J.C. :Aujourd'hui, le basket masculin va être amené à redescendre un petit peu, parce qu'incontestablement, il y a des problèmes économiques. Le virage médiatique n'est pas celui qui aurait pu être attendu dans les années 90. Je pense que nous ne sommes pas dans une période de croissance, loin de là. Je crois que, pour les principaux clubs de PRO A, les structures sont complètes. Il y a des professionnels aux postes administratifs et à la direction sportive. Chose qui est difficile pour les budgets des clubs féminins. Par contre, ce qu'il y a à Bourges et peut-être à Valenciennes, est supérieur à certains clubs professionnels PRO A ou PRO B.

C.M. : Les choix tactiques ?
J.C. : J'ai tendance à croire que le basket masculin est plus difficile. Parce que les espaces sont plus restreints. Le terrain est le même mais le ballon va plus vite, les individus sont plus grands et plus costauds. En attaque, tu as moins de place pour évoluer avec ou sans le ballon. Il y a moins de largeur de distance de passes. Les temps de réaction à avoir dans le basket masculin sont plus court que dans le basket féminin. Les hommes sont contraints à avoir plus de rapidité de décision. Le ballon va plus vite d'un joueur à l'autre.
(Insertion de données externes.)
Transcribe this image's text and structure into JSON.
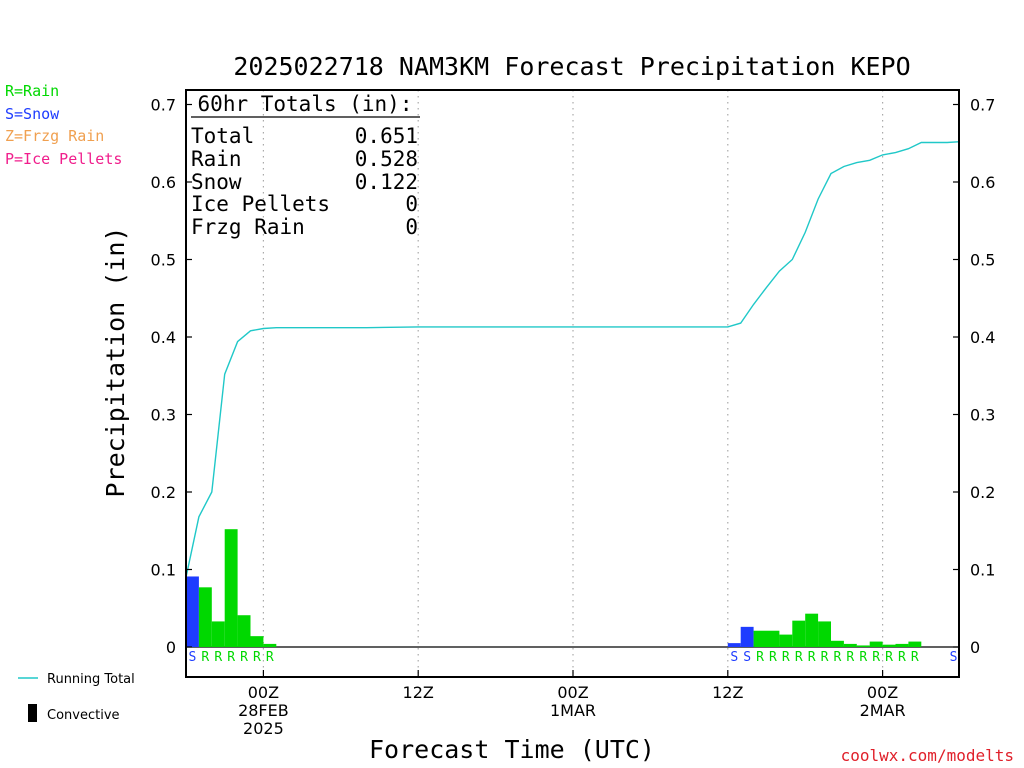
{
  "chart_data": {
    "type": "bar",
    "title": "2025022718 NAM3KM Forecast Precipitation KEPO",
    "xlabel": "Forecast Time (UTC)",
    "ylabel": "Precipitation (in)",
    "ylim": [
      0,
      0.7
    ],
    "y_ticks": [
      "0",
      "0.1",
      "0.2",
      "0.3",
      "0.4",
      "0.5",
      "0.6",
      "0.7"
    ],
    "x_range_hours": [
      0,
      60
    ],
    "grid": "vertical dotted at 6-hourly markers",
    "x_ticks": [
      {
        "hour": 6,
        "lines": [
          "00Z",
          "28FEB",
          "2025"
        ]
      },
      {
        "hour": 18,
        "lines": [
          "12Z"
        ]
      },
      {
        "hour": 30,
        "lines": [
          "00Z",
          "1MAR"
        ]
      },
      {
        "hour": 42,
        "lines": [
          "12Z"
        ]
      },
      {
        "hour": 54,
        "lines": [
          "00Z",
          "2MAR"
        ]
      }
    ],
    "bars": [
      {
        "hour": 1,
        "value": 0.091,
        "type": "S"
      },
      {
        "hour": 2,
        "value": 0.077,
        "type": "R"
      },
      {
        "hour": 3,
        "value": 0.033,
        "type": "R"
      },
      {
        "hour": 4,
        "value": 0.152,
        "type": "R"
      },
      {
        "hour": 5,
        "value": 0.041,
        "type": "R"
      },
      {
        "hour": 6,
        "value": 0.014,
        "type": "R"
      },
      {
        "hour": 7,
        "value": 0.004,
        "type": "R"
      },
      {
        "hour": 43,
        "value": 0.005,
        "type": "S"
      },
      {
        "hour": 44,
        "value": 0.026,
        "type": "S"
      },
      {
        "hour": 45,
        "value": 0.021,
        "type": "R"
      },
      {
        "hour": 46,
        "value": 0.021,
        "type": "R"
      },
      {
        "hour": 47,
        "value": 0.016,
        "type": "R"
      },
      {
        "hour": 48,
        "value": 0.034,
        "type": "R"
      },
      {
        "hour": 49,
        "value": 0.043,
        "type": "R"
      },
      {
        "hour": 50,
        "value": 0.033,
        "type": "R"
      },
      {
        "hour": 51,
        "value": 0.008,
        "type": "R"
      },
      {
        "hour": 52,
        "value": 0.004,
        "type": "R"
      },
      {
        "hour": 53,
        "value": 0.002,
        "type": "R"
      },
      {
        "hour": 54,
        "value": 0.007,
        "type": "R"
      },
      {
        "hour": 55,
        "value": 0.003,
        "type": "R"
      },
      {
        "hour": 56,
        "value": 0.004,
        "type": "R"
      },
      {
        "hour": 57,
        "value": 0.007,
        "type": "R"
      },
      {
        "hour": 60,
        "value": 0.0,
        "type": "S"
      }
    ],
    "running_total": {
      "name": "Running Total",
      "x": [
        0,
        1,
        2,
        3,
        4,
        5,
        6,
        7,
        8,
        10,
        14,
        18,
        30,
        42,
        43,
        44,
        45,
        46,
        47,
        48,
        49,
        50,
        51,
        52,
        53,
        54,
        55,
        56,
        57,
        58,
        59,
        60
      ],
      "y": [
        0.09,
        0.168,
        0.2,
        0.352,
        0.394,
        0.408,
        0.411,
        0.412,
        0.412,
        0.412,
        0.412,
        0.413,
        0.413,
        0.413,
        0.418,
        0.442,
        0.464,
        0.485,
        0.5,
        0.535,
        0.578,
        0.611,
        0.62,
        0.625,
        0.628,
        0.635,
        0.638,
        0.643,
        0.651,
        0.651,
        0.651,
        0.652
      ]
    }
  },
  "totals_box": {
    "header": "60hr Totals (in):",
    "rows": [
      {
        "label": "Total",
        "value": "0.651"
      },
      {
        "label": "Rain",
        "value": "0.528"
      },
      {
        "label": "Snow",
        "value": "0.122"
      },
      {
        "label": "Ice Pellets",
        "value": "0"
      },
      {
        "label": "Frzg Rain",
        "value": "0"
      }
    ]
  },
  "type_legend": [
    {
      "text": "R=Rain",
      "color": "#00d800"
    },
    {
      "text": "S=Snow",
      "color": "#1e3cff"
    },
    {
      "text": "Z=Frzg Rain",
      "color": "#f0a050"
    },
    {
      "text": "P=Ice Pellets",
      "color": "#f01e8c"
    }
  ],
  "bottom_legend": {
    "running_total": "Running Total",
    "convective": "Convective"
  },
  "credit": "coolwx.com/modelts",
  "colors": {
    "rain": "#00d800",
    "snow": "#1e3cff",
    "running_total": "#20c8c8",
    "convective": "#000000",
    "credit": "#e0202a"
  }
}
C.M : La technique individuelle ?
J.C. : Je pense qu'il y a des joueuses techniquement qui sont aussi fortes sinon meilleures que des hommes. Par contre ce que j'observe, pour caricaturer un peu, c'est que les hommes ont un plus au niveau individuel et les femmes un plus au niveau du groupe. Les hommes, incontestablement, ont des caractères forts, une recherche de performance et de solution individuelle. Les femmes ont moins d'agressivité naturelle pour les compétitions sportives. Elles ont moins l'esprit conquérant, l'esprit gagneur à l'entraînement individuel et collectif. Ensuite, je vois que les jeunes joueurs, et même les professionnels, s'intéressent un peu plus au sport, à tous les sports. Ils ont développé une aptitude à l'imitation plus importante que les filles. Ils sont vraiment à la recherche d'une gestuelle de basketteur, c'est fondamental pour progresser vers le haut-niveau. Parfois, cela sera un défaut car ils poussent cette recherche à l'excès. Tous ces caractères font que cela débouche sur un ego surdimentionné, ce qui s'avère négatif. Les joueurs se sentent forts, ils veulent le ballon, ils veulent créer quelque chose avec, ils veulent avoir une expression offensive individuelle…Les femmes seraient inspirées de développer ces caractères forts de compétitrices, cette agressivité dans la performance, développer le regard qu'elles portent sur le basket. Elles devraient voir du basket et avoir la volonté d'imiter certains gestes. Ce que certaines ont, d'ailleurs. Une fille comme toi, comme Audrey, vous avez vraiment une gestuelle de basketteur, dans votre attaque du panier en particulier.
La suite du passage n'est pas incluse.